Persis Sayangkan Pembubaran FPI
Jakarta (SI Online) – Wakil Ketua Umum Pimpinan Pusat Persatuan Islam (PP Persis), Dr. Jeje Zaenudin urun tanggapan terkait pembubaran dan penghentian kegiatan Front Pembela Islam (FPI) melalui surat keputusan bersama (SKB). SKB tersebut ditandatangani oleh Menteri Dalam Negeri (Mendagri), Menteri Hukum dan Hak Asasi Manusia (MenkumHAM), Menteri Komunikasi dan Informatika (Menkominfo), Jaksa Agung, Kapolri, dan Kepala Badan Nasional Penanggulangan Terorisme (BNPT).
“Pertama, kita tentu sangat menyesalkan dan prihatin atas sikap pemerintah dalam memperlakukan Ormas yang dinilainya melanggar hukum dengan cara langsung membubarkannya tanpa proses peradilan ataupun dialog terlebih dahulu. Cara-cara seperti ini tentu sangat berpotensi besar terjadi penzaliman terhadap Ormas yang dibubarkan dan berpotensi membunuh sistem demokrasi itu sendiri,” kata Ustaz Jeje dalam keterangan tertulisnya yang diterima Suara Islam Online, Kamis (31/12).
Lebih lanjut, menurut Ustaz Jeje, pembubaran atau lebih tepatnya adalah pelarangan dan pembekuan semua aktivitas FPI, dikhawatirkan ditafsirkan bernuansa ‘intimidasi’ pemerintah terhadap kelompok-kelompok kritis yang beroposisi terhadap kebijakan pemerintah. Kenapa demikian?
“Sebab dalam saat yang berdekatan dengan peristiwa tewasnya enam orang pengawal Habib Riziq Syihab (HRS) di tangan aparat dan juga kondisi HRS sebagai pemimpin tertinggi FPI sedang ditahan. Begitu juga beberapa pimpinan utamanya sedang dalam proses pemeriksaan kepolisian,” katanya.
Kedua, jelas Ustaz Jeje, bagaimanapun keberadaan Ormas itu dilindungi oleh hukum dan merupakan kewajiban pemerintah untuk melindungi, mengayomi dan membinanya agar konstruktif, bukan dengan cara bubar membubarkan begitu saja. Kecuali ormas-ormas yang mengusung ideologi yang dengan tegas dilarang keberadaannya oleh undang-undang di Indonesia seperti ideologi komunisme dan sejenisnya.

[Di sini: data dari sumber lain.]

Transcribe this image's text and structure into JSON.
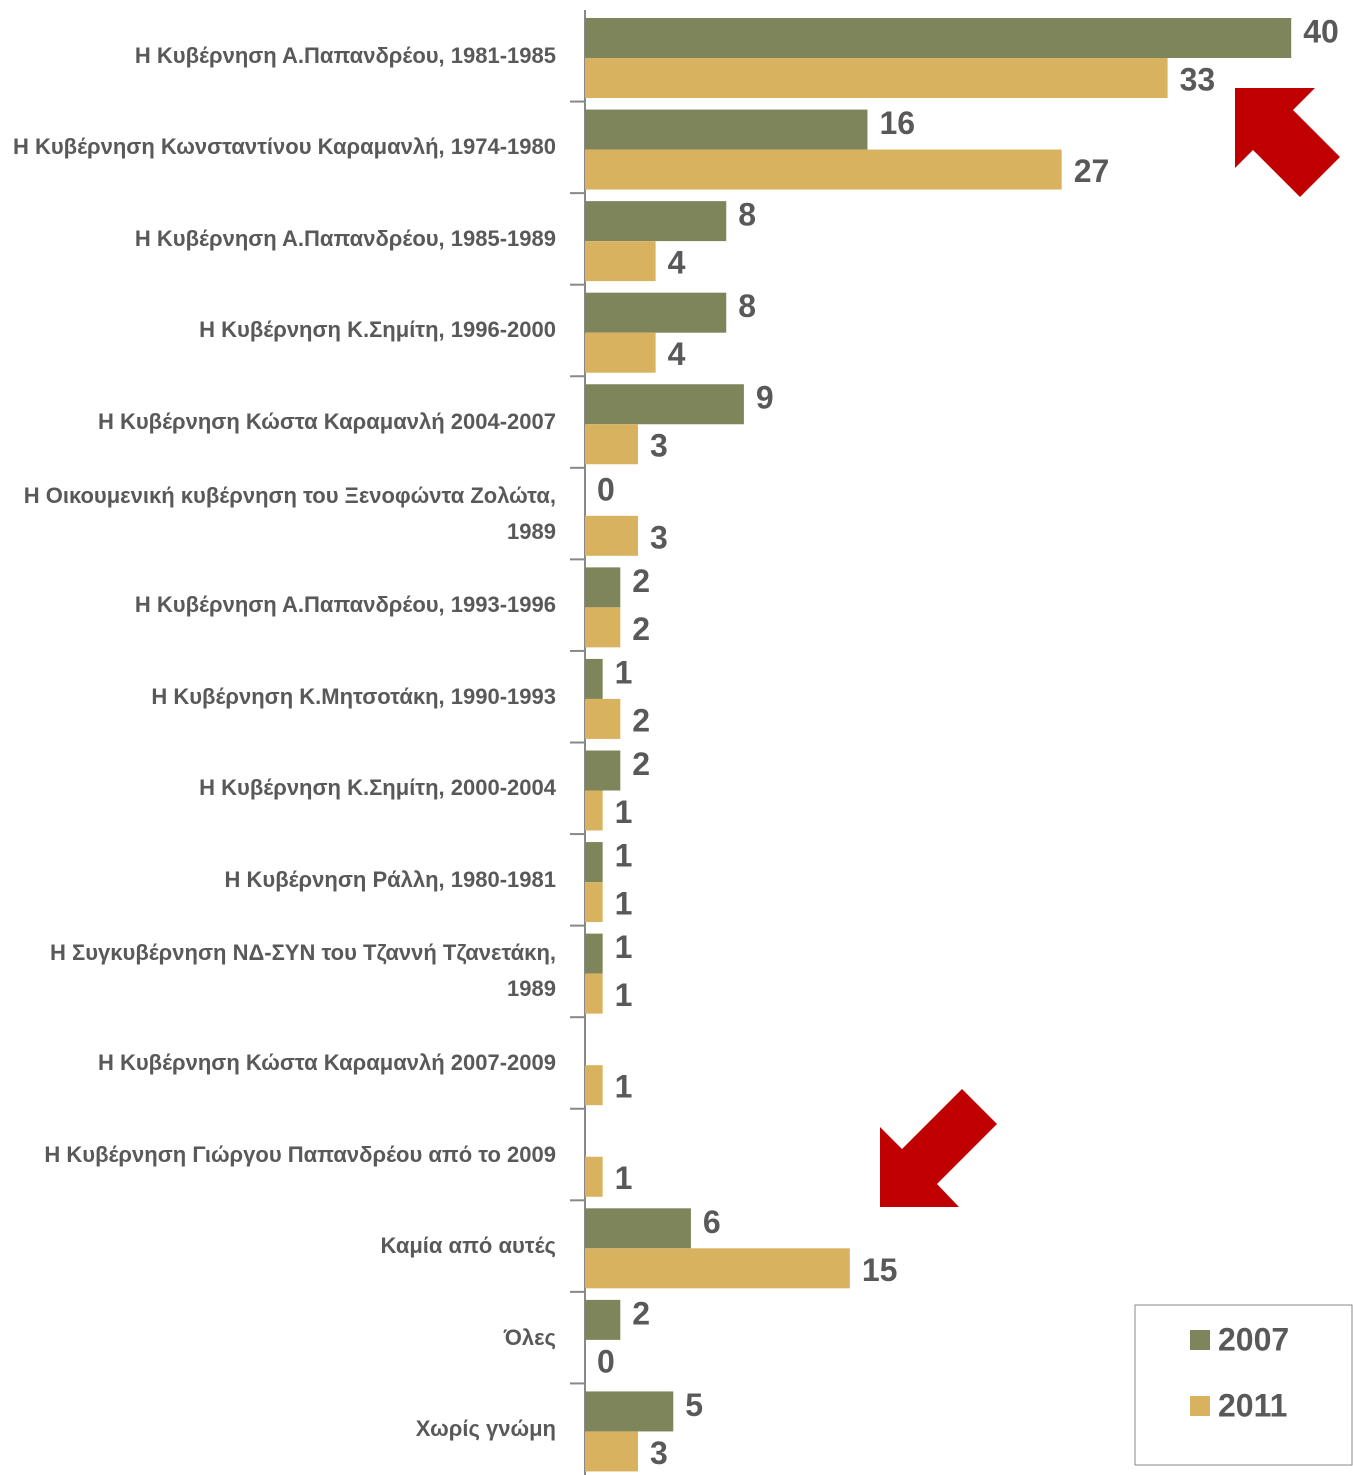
{
  "chart_data": {
    "type": "bar",
    "orientation": "horizontal",
    "categories": [
      "Η Κυβέρνηση Α.Παπανδρέου, 1981-1985",
      "Η Κυβέρνηση Κωνσταντίνου Καραμανλή, 1974-1980",
      "Η Κυβέρνηση Α.Παπανδρέου, 1985-1989",
      "Η Κυβέρνηση Κ.Σημίτη, 1996-2000",
      "Η Κυβέρνηση Κώστα Καραμανλή 2004-2007",
      "Η Οικουμενική κυβέρνηση του Ξενοφώντα Ζολώτα, 1989",
      "Η Κυβέρνηση Α.Παπανδρέου, 1993-1996",
      "Η Κυβέρνηση Κ.Μητσοτάκη, 1990-1993",
      "Η Κυβέρνηση Κ.Σημίτη, 2000-2004",
      "Η Κυβέρνηση Ράλλη, 1980-1981",
      "Η Συγκυβέρνηση ΝΔ-ΣΥΝ του Τζαννή Τζανετάκη, 1989",
      "Η Κυβέρνηση Κώστα Καραμανλή 2007-2009",
      "Η Κυβέρνηση Γιώργου Παπανδρέου από το 2009",
      "Καμία από αυτές",
      "Όλες",
      "Χωρίς γνώμη"
    ],
    "series": [
      {
        "name": "2007",
        "color": "#7f855a",
        "values": [
          40,
          16,
          8,
          8,
          9,
          0,
          2,
          1,
          2,
          1,
          1,
          null,
          null,
          6,
          2,
          5
        ]
      },
      {
        "name": "2011",
        "color": "#d9b25f",
        "values": [
          33,
          27,
          4,
          4,
          3,
          3,
          2,
          2,
          1,
          1,
          1,
          1,
          1,
          15,
          0,
          3
        ]
      }
    ],
    "xlim": [
      0,
      43.5
    ],
    "legend": "bottom-right"
  }
}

“Ketiga, kita semua sebagai warga negara yang baik tentu wajib sepakat menjunjung tinggi supremasi hukum dan keadaban berbangsa-bernegara di atas kepentingan kelompok, kepentingan politik aliran, bahkan di atas kepentingan kekuasaan itu sendiri, demi terwujudnya Indonesia sebagai negara hukum yang demokratis berdasar Pancasila dan Undang-Undang Dasar ’45,” tuturnya.
Pemahaman, penafsiran, dan penegakan hukum, ungkap Ustaz Jeje, tentu bukan monopoli pemerintah apalagi jika dimaksudkan untuk membungkam kelompok kritis yang dipandang mengganggu kekuasaan. Tetapi untuk terciptanya keadilan dan kebenaran yang sesungguhnya.
Karenanya, pemerintah juga berkewajiban membina dan memberi contoh tauladan kepada masyarakat dalam menciptakan kultur hukum yang kuat, yaitu budaya dan adab ketaatan pada hukum dan perundangan-undangan yang berlaku, sehingga negara tidak hanya memandang masyarakatnya, atau Ormas saja yang dijadikan objek penegakan hukum.
“Tetapi masyarakat juga harus menjadi cerdas, ikut menjadi bagian pengawalan tegaknya hukum dengan membangun budaya taat pada aturan-aturan kehidupan berbangsa dan bernegara guna terciptanya kedamaian, dan ketentraman bersama,” ujarnya.